Thursday, 26 March 2015

#317 - Joyful and Triumphant

After a difficult day at work with a class full of fractious pre-teens, I was really hoping my husband had walked the dog. Turns out I was glad he hadn't. If he had, I would've missed these. Made me think of a Grace Nichols poem I haven't read in years:

...pulling on my old black jacket
resolutely winding
a scarf round and round my neck
winter rituals I had grown to 
accept
with all the courage of an unemerged 
butterfly
I unbolted the door and stepped outside

only to have that daffodil baby
kick me in the eye

(from 'Spring' by Grace Nichols)


Wednesday, 25 March 2015

#316 - Cherry Plum Blossom and Purple Deadnettle

I was trying to explain Spring to my in-laws when I was in Africa this Christmas, and failing - how can you explain the world coming back to life?
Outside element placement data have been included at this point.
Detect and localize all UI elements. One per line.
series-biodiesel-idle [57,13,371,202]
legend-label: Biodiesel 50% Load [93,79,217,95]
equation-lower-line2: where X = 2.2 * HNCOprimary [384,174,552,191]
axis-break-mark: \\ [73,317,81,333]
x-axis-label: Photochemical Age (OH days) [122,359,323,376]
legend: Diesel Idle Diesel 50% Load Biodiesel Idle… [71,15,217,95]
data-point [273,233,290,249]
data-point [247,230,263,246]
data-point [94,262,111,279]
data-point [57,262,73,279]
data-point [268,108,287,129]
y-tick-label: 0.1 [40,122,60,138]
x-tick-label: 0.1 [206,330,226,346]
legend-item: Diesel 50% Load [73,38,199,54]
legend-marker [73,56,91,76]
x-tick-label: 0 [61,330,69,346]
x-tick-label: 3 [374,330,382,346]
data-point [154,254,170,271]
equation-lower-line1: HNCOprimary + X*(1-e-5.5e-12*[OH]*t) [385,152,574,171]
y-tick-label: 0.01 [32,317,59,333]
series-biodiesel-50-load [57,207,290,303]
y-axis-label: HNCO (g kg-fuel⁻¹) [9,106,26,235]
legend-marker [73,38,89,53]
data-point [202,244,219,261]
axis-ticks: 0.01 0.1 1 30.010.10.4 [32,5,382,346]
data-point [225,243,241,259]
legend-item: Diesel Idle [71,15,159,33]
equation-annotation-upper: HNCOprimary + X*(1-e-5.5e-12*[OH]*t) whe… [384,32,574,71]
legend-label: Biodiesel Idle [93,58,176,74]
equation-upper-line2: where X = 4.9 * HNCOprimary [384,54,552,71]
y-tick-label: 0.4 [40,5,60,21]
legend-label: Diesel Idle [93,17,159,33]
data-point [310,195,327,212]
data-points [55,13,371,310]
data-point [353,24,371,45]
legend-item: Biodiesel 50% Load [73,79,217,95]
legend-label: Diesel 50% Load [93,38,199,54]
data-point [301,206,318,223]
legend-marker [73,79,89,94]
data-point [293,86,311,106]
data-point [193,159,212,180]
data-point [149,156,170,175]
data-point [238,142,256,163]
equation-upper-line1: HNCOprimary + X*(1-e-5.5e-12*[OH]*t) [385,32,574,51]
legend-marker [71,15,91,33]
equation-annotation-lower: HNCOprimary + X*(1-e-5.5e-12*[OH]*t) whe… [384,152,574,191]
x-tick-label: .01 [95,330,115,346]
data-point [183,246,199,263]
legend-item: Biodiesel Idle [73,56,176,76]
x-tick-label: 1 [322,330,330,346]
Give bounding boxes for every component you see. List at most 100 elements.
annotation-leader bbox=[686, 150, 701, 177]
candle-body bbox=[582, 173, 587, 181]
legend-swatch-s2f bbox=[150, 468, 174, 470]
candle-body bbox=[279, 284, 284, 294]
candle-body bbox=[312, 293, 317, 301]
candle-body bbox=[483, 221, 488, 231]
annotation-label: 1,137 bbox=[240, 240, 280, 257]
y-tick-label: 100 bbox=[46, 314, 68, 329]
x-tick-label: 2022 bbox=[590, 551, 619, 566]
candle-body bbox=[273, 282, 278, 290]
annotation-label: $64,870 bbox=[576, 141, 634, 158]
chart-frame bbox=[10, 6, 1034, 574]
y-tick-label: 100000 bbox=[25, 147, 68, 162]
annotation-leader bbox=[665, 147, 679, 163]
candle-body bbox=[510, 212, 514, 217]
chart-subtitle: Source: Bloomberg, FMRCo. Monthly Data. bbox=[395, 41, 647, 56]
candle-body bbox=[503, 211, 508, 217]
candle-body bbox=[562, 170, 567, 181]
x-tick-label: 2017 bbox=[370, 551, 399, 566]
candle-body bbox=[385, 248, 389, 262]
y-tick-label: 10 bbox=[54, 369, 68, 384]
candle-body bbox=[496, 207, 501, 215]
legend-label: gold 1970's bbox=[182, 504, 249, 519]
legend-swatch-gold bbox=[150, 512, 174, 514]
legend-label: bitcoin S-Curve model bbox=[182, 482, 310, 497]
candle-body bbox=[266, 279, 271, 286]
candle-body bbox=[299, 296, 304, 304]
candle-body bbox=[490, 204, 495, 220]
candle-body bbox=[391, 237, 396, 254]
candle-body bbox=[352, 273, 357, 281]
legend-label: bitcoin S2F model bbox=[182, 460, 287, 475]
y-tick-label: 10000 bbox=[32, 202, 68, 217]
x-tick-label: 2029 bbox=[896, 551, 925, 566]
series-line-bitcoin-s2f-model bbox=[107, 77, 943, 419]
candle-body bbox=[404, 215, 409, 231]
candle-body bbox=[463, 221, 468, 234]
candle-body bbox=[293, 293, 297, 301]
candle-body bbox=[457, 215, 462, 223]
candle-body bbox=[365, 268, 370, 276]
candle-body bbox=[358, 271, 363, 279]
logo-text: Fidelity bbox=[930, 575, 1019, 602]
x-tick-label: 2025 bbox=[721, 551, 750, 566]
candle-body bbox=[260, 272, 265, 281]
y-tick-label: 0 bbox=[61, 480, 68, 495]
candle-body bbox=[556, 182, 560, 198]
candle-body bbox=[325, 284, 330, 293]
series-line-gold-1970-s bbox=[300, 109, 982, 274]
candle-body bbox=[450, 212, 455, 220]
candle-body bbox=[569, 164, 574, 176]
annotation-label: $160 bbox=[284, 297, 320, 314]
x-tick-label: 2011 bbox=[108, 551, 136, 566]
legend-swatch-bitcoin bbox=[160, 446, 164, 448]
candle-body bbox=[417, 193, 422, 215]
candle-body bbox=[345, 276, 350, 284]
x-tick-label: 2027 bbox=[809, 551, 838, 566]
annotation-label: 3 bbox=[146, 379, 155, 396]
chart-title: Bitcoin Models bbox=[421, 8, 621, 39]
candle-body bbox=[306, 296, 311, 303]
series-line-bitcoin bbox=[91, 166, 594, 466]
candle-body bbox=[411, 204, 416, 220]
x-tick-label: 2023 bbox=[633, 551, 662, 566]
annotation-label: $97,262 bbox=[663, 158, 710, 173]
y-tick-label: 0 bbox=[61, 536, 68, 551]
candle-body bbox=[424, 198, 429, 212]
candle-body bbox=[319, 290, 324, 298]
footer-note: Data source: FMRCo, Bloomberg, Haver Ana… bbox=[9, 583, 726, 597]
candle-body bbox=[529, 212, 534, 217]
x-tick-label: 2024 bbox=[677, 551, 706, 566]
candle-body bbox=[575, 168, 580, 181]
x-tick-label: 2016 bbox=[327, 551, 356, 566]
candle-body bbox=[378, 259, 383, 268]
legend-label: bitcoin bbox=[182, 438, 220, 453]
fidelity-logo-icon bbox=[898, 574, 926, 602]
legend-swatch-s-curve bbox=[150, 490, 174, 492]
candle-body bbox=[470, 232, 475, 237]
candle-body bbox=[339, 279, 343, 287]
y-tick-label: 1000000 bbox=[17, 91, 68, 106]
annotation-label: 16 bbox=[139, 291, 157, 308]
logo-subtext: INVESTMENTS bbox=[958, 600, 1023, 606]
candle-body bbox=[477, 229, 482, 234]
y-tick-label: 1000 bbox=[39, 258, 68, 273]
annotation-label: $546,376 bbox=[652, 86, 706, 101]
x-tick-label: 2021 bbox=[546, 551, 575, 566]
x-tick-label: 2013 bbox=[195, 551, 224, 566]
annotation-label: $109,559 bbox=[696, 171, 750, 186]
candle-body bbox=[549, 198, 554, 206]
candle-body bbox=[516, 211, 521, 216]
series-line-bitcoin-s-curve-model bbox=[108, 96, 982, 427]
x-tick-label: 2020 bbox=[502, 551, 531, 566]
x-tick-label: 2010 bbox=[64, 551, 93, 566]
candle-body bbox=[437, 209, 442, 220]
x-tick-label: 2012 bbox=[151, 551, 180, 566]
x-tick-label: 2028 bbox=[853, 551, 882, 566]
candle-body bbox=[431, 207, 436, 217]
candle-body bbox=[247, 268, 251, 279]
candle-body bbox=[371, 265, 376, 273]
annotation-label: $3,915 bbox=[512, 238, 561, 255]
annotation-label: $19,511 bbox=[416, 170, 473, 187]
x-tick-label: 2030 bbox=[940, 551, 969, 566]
Maybe it's as much to do with the absence of winter as anything else, it feels like a miracle every year. On our walk today I could see the first drops of colour appearing in the world; tiny blue speedwell flowers, golden celandines on the banks of the stream and the mauve flowers of the purple deadnettle. It makes me glad to be alive!


Monday, 23 March 2015

#315 - New Nettle Leaves

By the gateway into the park there's a tree that is always first with it's leaves and yesterday I saw it was fully green - that bright, singing green that the newest leaves have. Everything else is so nearly there, a week of sunshine and the year is going to tip into colour... Stepped over these new nettles growing up through the grass and couldn't help stopping to look more closely.


Sunday, 22 March 2015

#314 - Hawthorne buds

It is almost hard to explain why the world is so beautiful in spring. Yesterday the park was still looking drab; I gravitated towards the cherry plum trees, looking diaphanous and radiant, because there is not much else that is out. But every tree is full of promise. The twigs are swelling and, here and there, the feathery tips of green and silver leaves are showing. Next to the cherry plum, a hawthorn bush looked grey and wintery, but the long thorns were covered in tiny pink nubs. The whole world is humming with expectation. It makes me think of a poem by the Afro-Guyanese poet, John Agard:

But sometimes
you know
when I see
de rainbow
so full of glow
and curving
like she bearing child
I does want know
if God
ain't a woman

If that so
the woman got style
man she got style



Saturday, 14 March 2015

#313 - Blossom at Dusk

The early blossom is endlessly exquisite, even on the drab days we have been having.  I took this photo at the end of the day, the light was fading and as soon as I placed the flowers on the stone the wind, which had turned cold, would whip them away and tumble them into the mud. Three times I picked them up from where they had been scattered and eventually I gave up and headed for home.  But later, when I checked my phone, one of the pictures had come out perfectly... the rough stone, the beautiful flowers casting stamen shadows on the rock behind, and a glimpse of the darkening sky beyond.


Monday, 9 March 2015

#312 - Purple and Green Ivy Leaves

Beside one of the paths we take in the park, ivy grows up the trees, looping from branch to branch and hanging in swathes over the stream. I am fascinated with the fact that even on the same tree the leaves are different: some green with yellow veins; some purple and threaded with green; some five fingered like maple leaves, some three and some smooth edged and glossy.


Saturday, 7 March 2015

#311 - Catkins

Such a gorgeous afternoon. The pussy willow is fully out now and lighting up silver in the sun. 


Thursday, 5 March 2015

#310 - Open Crocuses

There are a few different colours of crocus this spring, but my favourite are these lilac ones that are smaller, and more delicate looking than some of the others. I love the way their fragile lavender petals open so hopefully in the sun exposing their saffron yellow centres. The contrast is so unexpected that it somehow lifts the heart.


Sunday, 1 March 2015

#309 - Yellow Crocus Flowers

Yes, the first of the yellow flowers. I hadn't noticed before but I love the elegant flaring designs on the base of the petals. Crocuses in the rain look so demure, buttoned-up, even a little prim, despite their colour. It's hard to imagine how they transform with a little early Spring sunshine.